In that time span, I’ve made just under 2600 posts. My traffic has gone from an anonymous voice crying in the wilderness (NH) to a voice with a slightly bigger bullhorn, crying in a different wilderness (AZ). Our readership is still fairly modest, averaging only about 2500 hits per month. But that’s still much better than when I averaged only about 40.
Given that our blog isn’t very topical, it’s probably a small miracle that anyone reads Pax Plena at all. The bulk of my posts concern politics, music, faith, book reviews, cycling, and the occasional Lolcat of the Week. But Pax Plena isn’t devoted to any one of these topics in particular. Still, in the greater blogosphere, the actual range of blogs and their topics is as wide and as varied as the internet itself. Some blogs are very narrow in scope, covering niche areas like the intersection of life and career building, and the affairs of a specific technology company (guess which company). Stiil, other bloggers cover broad topics like Indian Law, politics, technology, cycling, faith, minimalism, sports, sport teams, etc.
I guess my conclusion is that that after seven years of blogging, it’s time to start narrowing down the focus here at Pax Plena. To be clear, I’m not worried about missing out on traffic. That’s not the point. But I am interested in developing the blog into something that is more engaging, more interesting, and more useful to readers. I want Pax Plena to maximize the effort and time I put into it. And I think I can do this with a couple of adjustments.

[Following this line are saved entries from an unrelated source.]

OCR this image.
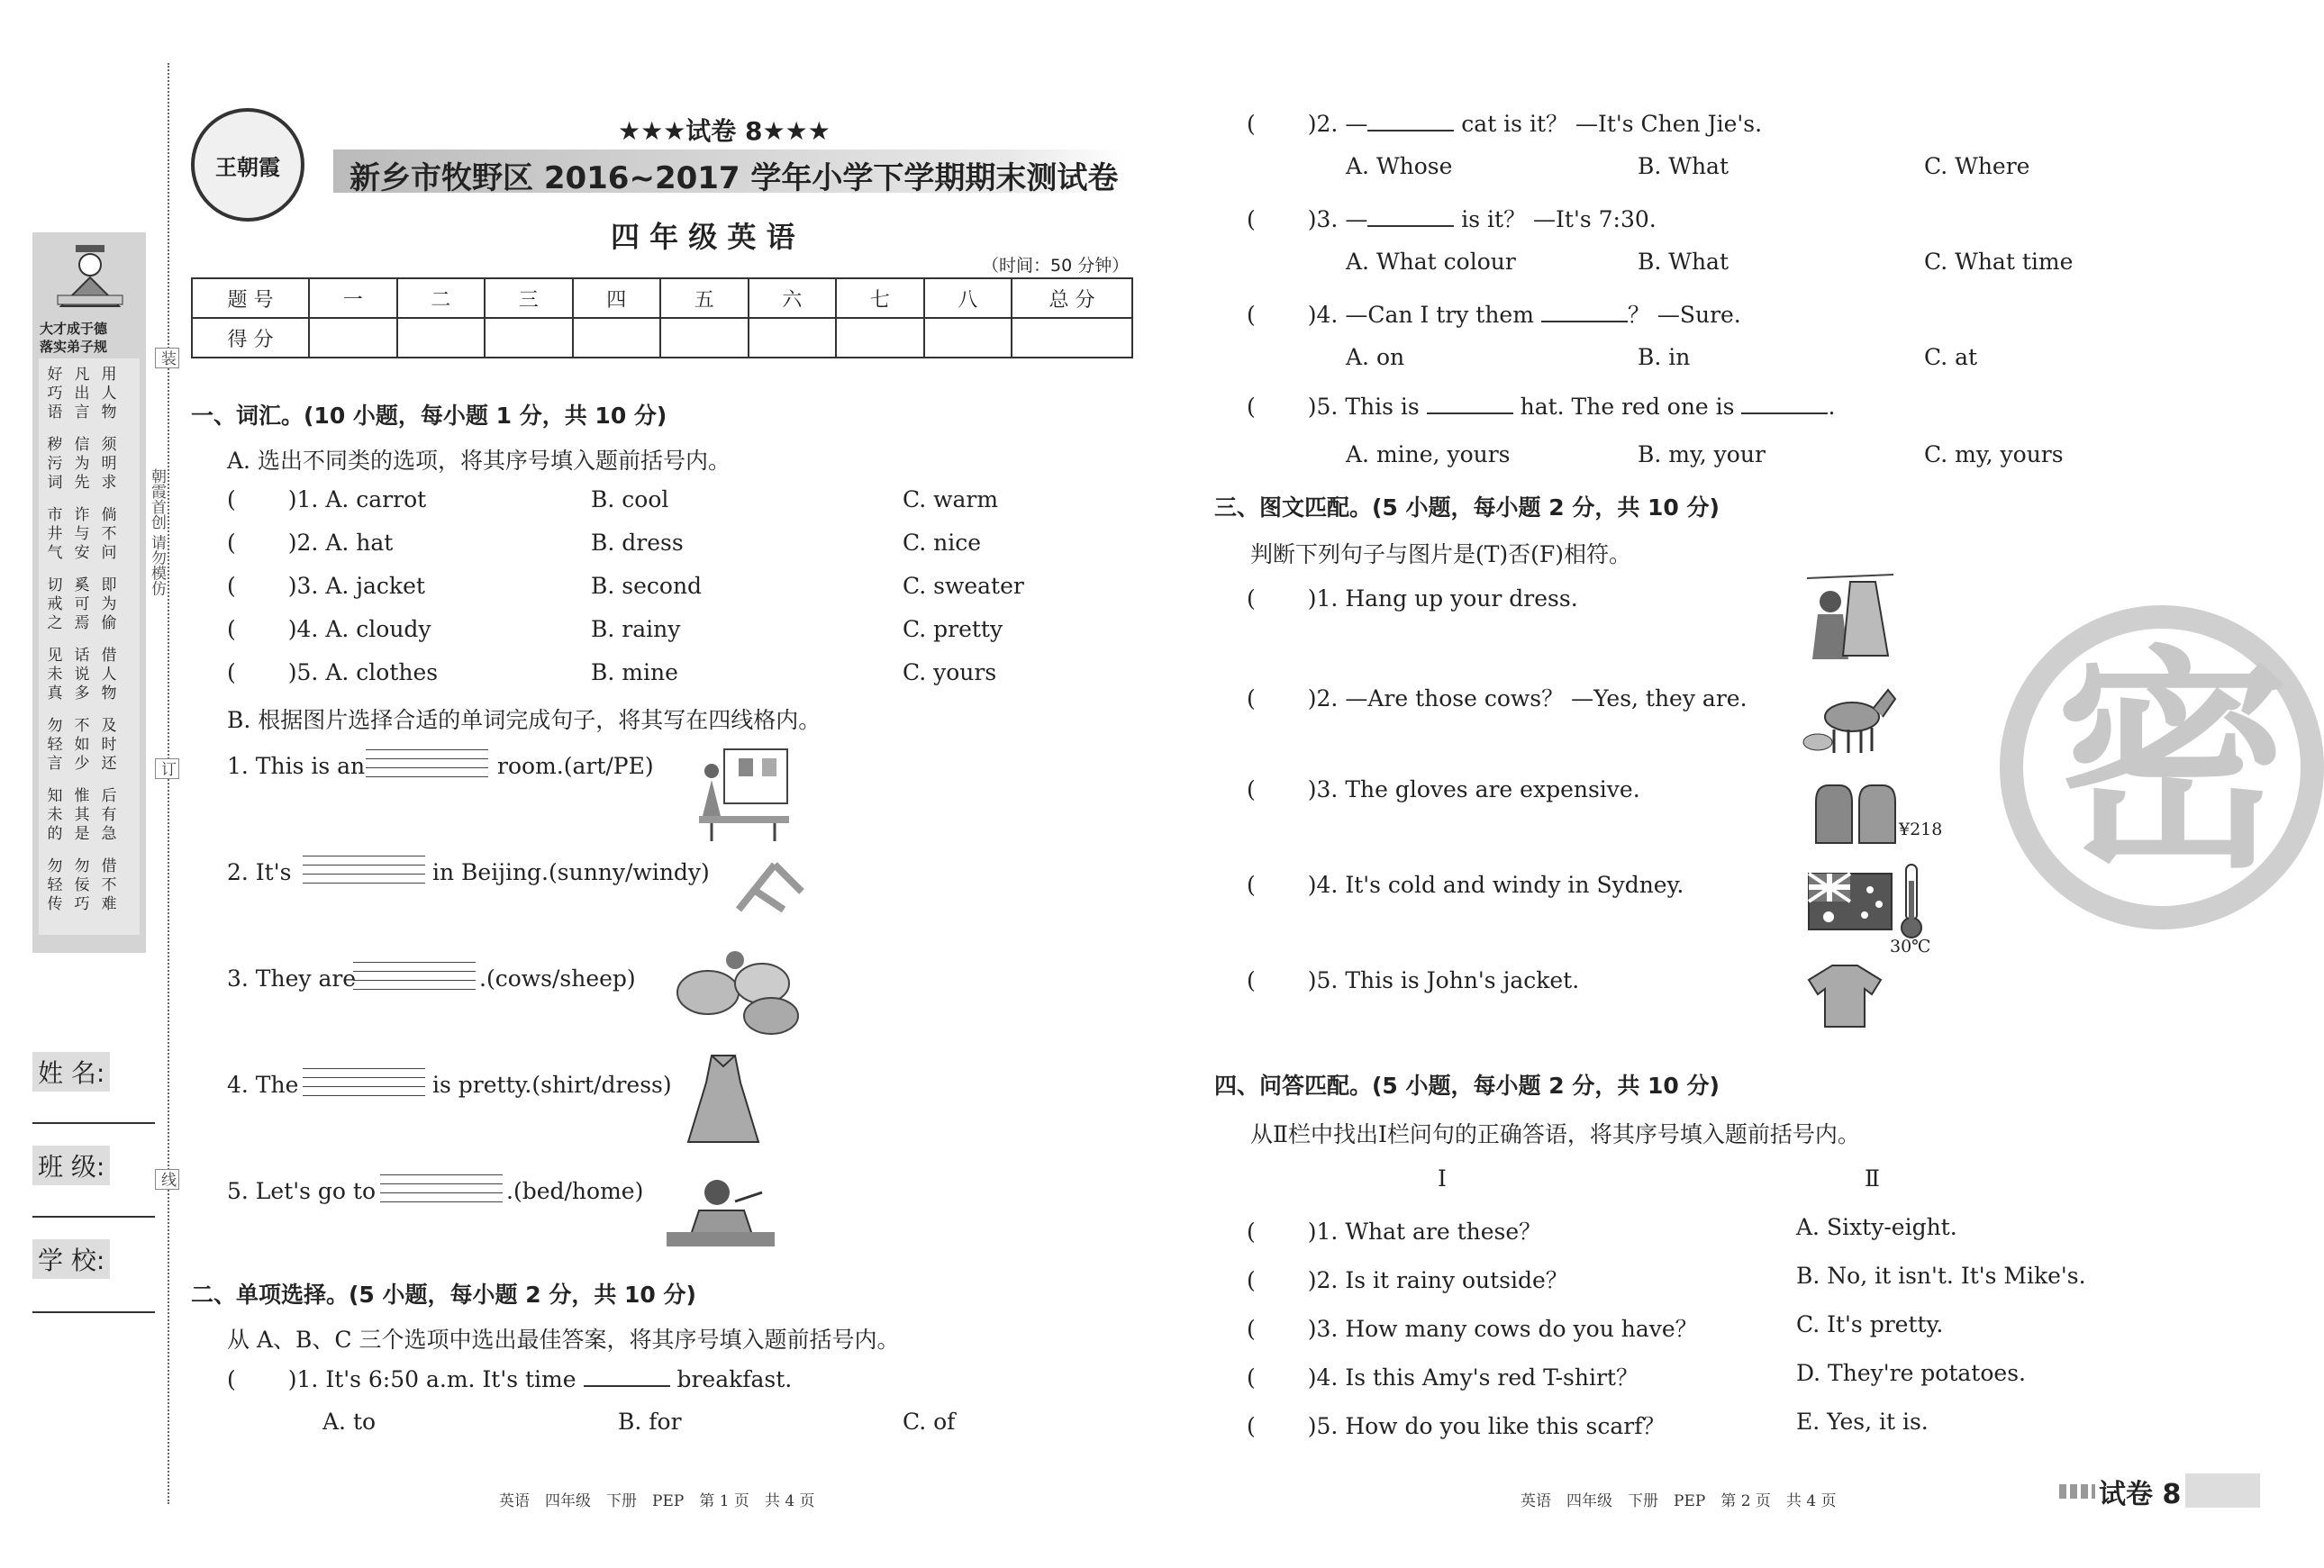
装
订
线
朝霞首创 请勿模仿
大才成于德
落实弟子规
好巧语
凡出言
用人物
秽污词
信为先
须明求
市井气
诈与安
倘不问
切戒之
奚可焉
即为偷
见未真
话说多
借人物
勿轻言
不如少
及时还
知未的
惟其是
后有急
勿轻传
勿佞巧
借不难
姓 名:
班 级:
学 校:
王朝霞
★★★试卷 8★★★
新乡市牧野区 2016~2017 学年小学下学期期末测试卷
四 年 级 英 语
（时间：50 分钟）
题 号	一	二	三	四	五	六	七	八	总 分
得 分									
一、词汇。(10 小题，每小题 1 分，共 10 分)
A. 选出不同类的选项，将其序号填入题前括号内。
( )1. A. carrot	B. cool	C. warm
( )2. A. hat	B. dress	C. nice
( )3. A. jacket	B. second	C. sweater
( )4. A. cloudy	B. rainy	C. pretty
( )5. A. clothes	B. mine	C. yours
B. 根据图片选择合适的单词完成句子，将其写在四线格内。
1. This is an	room.(art/PE)
2. It's	in Beijing.(sunny/windy)
3. They are	.(cows/sheep)
4. The	is pretty.(shirt/dress)
5. Let's go to	.(bed/home)
二、单项选择。(5 小题，每小题 2 分，共 10 分)
从 A、B、C 三个选项中选出最佳答案，将其序号填入题前括号内。
( )1. It's 6:50 a.m. It's time	breakfast.
A. to	B. for	C. of
( )2. —	cat is it？ —It's Chen Jie's.
A. Whose	B. What	C. Where
( )3. —	is it？ —It's 7:30.
A. What colour	B. What	C. What time
( )4. —Can I try them	？ —Sure.
A. on	B. in	C. at
( )5. This is	hat. The red one is	.
A. mine, yours	B. my, your	C. my, yours
三、图文匹配。(5 小题，每小题 2 分，共 10 分)
判断下列句子与图片是(T)否(F)相符。
( )1. Hang up your dress.
( )2. —Are those cows？ —Yes, they are.
( )3. The gloves are expensive.
¥218
( )4. It's cold and windy in Sydney.
30℃
( )5. This is John's jacket.
四、问答匹配。(5 小题，每小题 2 分，共 10 分)
从Ⅱ栏中找出Ⅰ栏问句的正确答语，将其序号填入题前括号内。
Ⅰ	Ⅱ
( )1. What are these？	A. Sixty-eight.
( )2. Is it rainy outside？	B. No, it isn't. It's Mike's.
( )3. How many cows do you have？	C. It's pretty.
( )4. Is this Amy's red T-shirt？	D. They're potatoes.
( )5. How do you like this scarf？	E. Yes, it is.
密
英语　四年级　下册　PEP　第 1 页　共 4 页	英语　四年级　下册　PEP　第 2 页　共 4 页	试卷 8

Let me add, I don’t feel these seven years have been wasted. (Although, I have, at times, been wasted during these past seven years.) I sincerely appreciate each and every hit that comes my way. You readers make the whole exercise worthwhile. My itch for change stems primarily from the fact that I don’t want to waste the next seven years of blogging because I didn’t create a vision for Pax Plena when I had the chance.
My task over the next few weeks will be to figure out what exactly this means in terms of content, and quality. I suspect it will mean higher quality pieces (e.g., no more short posts containing only snarky links for your perusal). And, in terms of content, I suspect that the blog will cover a narrower range of topics, in effort to become more topic-specific. Or at least more topic-specific. But for you the reader, this simply means what it always means. Stay tuned.
And, regardless of which direction the blog takes, let not your hearts be troubled. Lolcats of the Week are here to stay. Your blogger loves you.
2 responses to “Thoughts on Blogging, and Time”
Has it really been that many years? I'm excited to see the new direction of your blog and the continued development of your voice!
I can't believe it's been seven years either. I miss being young, semi-innocent blogger circa. 2005. You've been blogging a while too on various platforms. How do you manage to keep it up?